Open up :file:`TIME_SINCE_TRANSPLANT_Timepoint_Distances.pdf` to see the resulting plot: 

.. image:: ../images/ time_comparisons2.png
   :align: center

Notice that there is extra spacing between 4 hours and 8 hours, whereas in the previous example the spacing was even between each of the timepoints.

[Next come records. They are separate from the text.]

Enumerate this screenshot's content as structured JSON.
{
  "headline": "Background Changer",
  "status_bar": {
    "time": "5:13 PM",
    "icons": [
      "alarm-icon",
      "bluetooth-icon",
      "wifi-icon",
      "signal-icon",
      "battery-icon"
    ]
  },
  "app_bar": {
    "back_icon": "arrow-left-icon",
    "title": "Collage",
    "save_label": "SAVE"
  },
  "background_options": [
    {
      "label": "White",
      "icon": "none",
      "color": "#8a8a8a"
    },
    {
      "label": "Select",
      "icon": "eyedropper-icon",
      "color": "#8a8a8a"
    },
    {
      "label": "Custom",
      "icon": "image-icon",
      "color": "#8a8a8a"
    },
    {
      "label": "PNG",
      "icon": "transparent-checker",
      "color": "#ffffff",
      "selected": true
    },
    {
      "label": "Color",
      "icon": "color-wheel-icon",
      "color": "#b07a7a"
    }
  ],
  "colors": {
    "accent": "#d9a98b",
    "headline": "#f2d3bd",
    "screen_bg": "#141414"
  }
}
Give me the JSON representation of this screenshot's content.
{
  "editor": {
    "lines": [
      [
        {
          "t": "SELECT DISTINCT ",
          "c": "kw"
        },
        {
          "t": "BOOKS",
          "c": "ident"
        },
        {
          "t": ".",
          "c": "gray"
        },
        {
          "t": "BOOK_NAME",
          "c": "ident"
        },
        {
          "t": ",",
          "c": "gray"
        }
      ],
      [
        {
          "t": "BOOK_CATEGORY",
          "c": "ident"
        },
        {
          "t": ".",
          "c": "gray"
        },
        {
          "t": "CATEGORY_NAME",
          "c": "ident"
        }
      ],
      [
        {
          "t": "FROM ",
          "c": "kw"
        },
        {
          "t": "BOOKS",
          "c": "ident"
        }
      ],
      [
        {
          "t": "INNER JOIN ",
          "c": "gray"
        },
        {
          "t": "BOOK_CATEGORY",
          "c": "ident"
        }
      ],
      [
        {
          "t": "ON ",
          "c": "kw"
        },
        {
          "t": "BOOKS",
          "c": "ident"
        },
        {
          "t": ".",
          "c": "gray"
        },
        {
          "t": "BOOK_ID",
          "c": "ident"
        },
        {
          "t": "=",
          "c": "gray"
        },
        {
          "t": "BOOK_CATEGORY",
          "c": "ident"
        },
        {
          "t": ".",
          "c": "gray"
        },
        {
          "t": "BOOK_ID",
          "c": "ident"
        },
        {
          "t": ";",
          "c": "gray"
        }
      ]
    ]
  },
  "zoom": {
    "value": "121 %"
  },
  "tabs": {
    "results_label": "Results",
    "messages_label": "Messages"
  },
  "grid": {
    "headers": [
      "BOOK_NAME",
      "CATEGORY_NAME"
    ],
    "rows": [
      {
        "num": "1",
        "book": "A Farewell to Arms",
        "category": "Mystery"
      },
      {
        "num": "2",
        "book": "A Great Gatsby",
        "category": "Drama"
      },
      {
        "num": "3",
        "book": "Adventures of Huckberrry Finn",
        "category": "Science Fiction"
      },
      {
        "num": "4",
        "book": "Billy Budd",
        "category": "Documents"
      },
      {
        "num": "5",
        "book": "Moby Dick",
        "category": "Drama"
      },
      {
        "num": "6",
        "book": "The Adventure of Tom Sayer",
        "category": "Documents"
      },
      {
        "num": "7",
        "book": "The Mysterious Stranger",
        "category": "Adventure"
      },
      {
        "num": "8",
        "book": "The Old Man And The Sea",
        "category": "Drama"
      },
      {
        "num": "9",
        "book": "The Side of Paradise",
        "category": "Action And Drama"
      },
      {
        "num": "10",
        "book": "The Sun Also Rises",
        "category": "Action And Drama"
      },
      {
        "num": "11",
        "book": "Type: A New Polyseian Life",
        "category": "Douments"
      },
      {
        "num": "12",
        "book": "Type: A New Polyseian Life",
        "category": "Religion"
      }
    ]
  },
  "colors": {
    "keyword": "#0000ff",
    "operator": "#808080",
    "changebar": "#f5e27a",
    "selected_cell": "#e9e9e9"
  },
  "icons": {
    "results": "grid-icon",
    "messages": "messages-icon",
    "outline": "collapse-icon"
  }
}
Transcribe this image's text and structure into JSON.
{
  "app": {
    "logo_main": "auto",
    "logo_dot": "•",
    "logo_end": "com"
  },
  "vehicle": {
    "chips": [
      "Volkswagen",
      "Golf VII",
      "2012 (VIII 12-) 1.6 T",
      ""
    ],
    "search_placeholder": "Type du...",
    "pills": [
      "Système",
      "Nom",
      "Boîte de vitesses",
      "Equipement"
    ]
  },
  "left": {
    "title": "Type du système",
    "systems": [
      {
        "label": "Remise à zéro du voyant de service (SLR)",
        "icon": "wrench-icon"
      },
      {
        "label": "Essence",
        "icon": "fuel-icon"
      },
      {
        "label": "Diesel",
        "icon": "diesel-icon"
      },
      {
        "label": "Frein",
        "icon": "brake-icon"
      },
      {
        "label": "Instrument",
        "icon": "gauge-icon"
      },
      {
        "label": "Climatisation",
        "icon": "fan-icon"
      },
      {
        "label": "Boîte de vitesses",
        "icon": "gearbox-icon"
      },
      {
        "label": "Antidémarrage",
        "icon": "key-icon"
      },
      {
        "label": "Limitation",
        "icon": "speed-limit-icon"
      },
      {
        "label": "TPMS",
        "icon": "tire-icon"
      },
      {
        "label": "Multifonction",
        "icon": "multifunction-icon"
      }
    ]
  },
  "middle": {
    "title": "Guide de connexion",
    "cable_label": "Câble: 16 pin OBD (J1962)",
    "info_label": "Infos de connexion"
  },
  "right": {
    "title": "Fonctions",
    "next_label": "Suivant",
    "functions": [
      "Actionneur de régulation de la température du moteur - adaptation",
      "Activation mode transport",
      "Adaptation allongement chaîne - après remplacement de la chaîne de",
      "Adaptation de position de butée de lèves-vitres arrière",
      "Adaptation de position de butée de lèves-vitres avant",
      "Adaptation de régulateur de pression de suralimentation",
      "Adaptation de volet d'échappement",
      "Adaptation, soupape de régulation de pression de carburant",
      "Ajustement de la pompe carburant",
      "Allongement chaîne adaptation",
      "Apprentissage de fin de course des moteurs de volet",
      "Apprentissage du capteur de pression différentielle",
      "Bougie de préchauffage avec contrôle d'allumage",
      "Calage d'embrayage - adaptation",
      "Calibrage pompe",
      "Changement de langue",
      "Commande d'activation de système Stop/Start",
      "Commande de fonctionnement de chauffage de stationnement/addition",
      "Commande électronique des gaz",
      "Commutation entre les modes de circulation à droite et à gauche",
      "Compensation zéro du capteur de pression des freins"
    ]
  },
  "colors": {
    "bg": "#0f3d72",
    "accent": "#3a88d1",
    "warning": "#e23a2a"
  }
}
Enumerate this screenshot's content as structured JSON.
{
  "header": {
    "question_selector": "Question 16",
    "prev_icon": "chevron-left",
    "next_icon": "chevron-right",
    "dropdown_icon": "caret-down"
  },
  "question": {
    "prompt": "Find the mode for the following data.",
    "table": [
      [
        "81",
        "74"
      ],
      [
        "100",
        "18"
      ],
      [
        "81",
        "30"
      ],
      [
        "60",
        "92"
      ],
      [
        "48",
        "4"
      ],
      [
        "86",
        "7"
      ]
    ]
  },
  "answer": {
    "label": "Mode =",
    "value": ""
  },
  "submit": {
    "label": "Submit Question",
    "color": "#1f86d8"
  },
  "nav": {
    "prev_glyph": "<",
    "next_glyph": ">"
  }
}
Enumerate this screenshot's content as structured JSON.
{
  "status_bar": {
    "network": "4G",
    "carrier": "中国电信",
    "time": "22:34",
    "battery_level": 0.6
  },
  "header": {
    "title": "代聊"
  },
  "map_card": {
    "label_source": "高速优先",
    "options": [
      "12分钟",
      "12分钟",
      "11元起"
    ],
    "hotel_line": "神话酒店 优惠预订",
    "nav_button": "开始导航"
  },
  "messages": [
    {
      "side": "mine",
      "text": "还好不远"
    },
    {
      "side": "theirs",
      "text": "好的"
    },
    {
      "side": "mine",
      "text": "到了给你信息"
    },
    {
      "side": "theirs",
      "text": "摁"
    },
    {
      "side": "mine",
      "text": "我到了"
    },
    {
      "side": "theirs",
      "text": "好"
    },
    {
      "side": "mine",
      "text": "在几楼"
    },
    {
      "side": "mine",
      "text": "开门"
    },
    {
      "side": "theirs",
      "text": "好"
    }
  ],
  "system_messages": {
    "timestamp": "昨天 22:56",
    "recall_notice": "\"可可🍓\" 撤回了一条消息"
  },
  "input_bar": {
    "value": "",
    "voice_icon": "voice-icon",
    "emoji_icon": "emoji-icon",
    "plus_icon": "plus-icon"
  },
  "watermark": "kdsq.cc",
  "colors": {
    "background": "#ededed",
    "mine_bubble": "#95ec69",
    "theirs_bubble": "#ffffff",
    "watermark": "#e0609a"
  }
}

`make_distance_comparison_plots.py <../scripts/make_distance_comparison_plots.html>`_ also supports two other types of plots: scatter plots and boxplots. It is easy to choose which type of plot is generated: ::

    make_distance_comparison_plots.py -m costello_timeseries_map.txt -d forearm_only_unweighted_unifrac_dm.txt -f TIME_SINCE_TRANSPLANT -c 'Native,Input' -o tutorial_output --x_tick_labels_orientation horizontal -a numeric -t box

The -t option generates a boxplot of the same data that was previously
plotted as a bar chart:

.. image:: ../images/ time_comparisons3.png
   :align: center

The output file format can be specified in a similar fashion to that found earlier in the tutorial when we worked with `make_distance_boxplots.py <../scripts/make_distance_boxplots.html>`_. As before, the raw data used in the plots can also be saved using the --save_raw_data option. The same type of statistical tests are performed as with `make_distance_boxplots.py <../scripts/make_distance_boxplots.html>`_, where each pair of distributions is compared using Student's two-sample t-test, with optional Monte Carlo permutations.

References
------------
Costello, E. K., Lauber, C. L., Hamady, M., Fierer, N., Gordon, J. I., Knight, R. K. (2009). Bacterial Community Variation in Human Body Habitats Across Space and Time. Science, 326(5960), 1694-1697.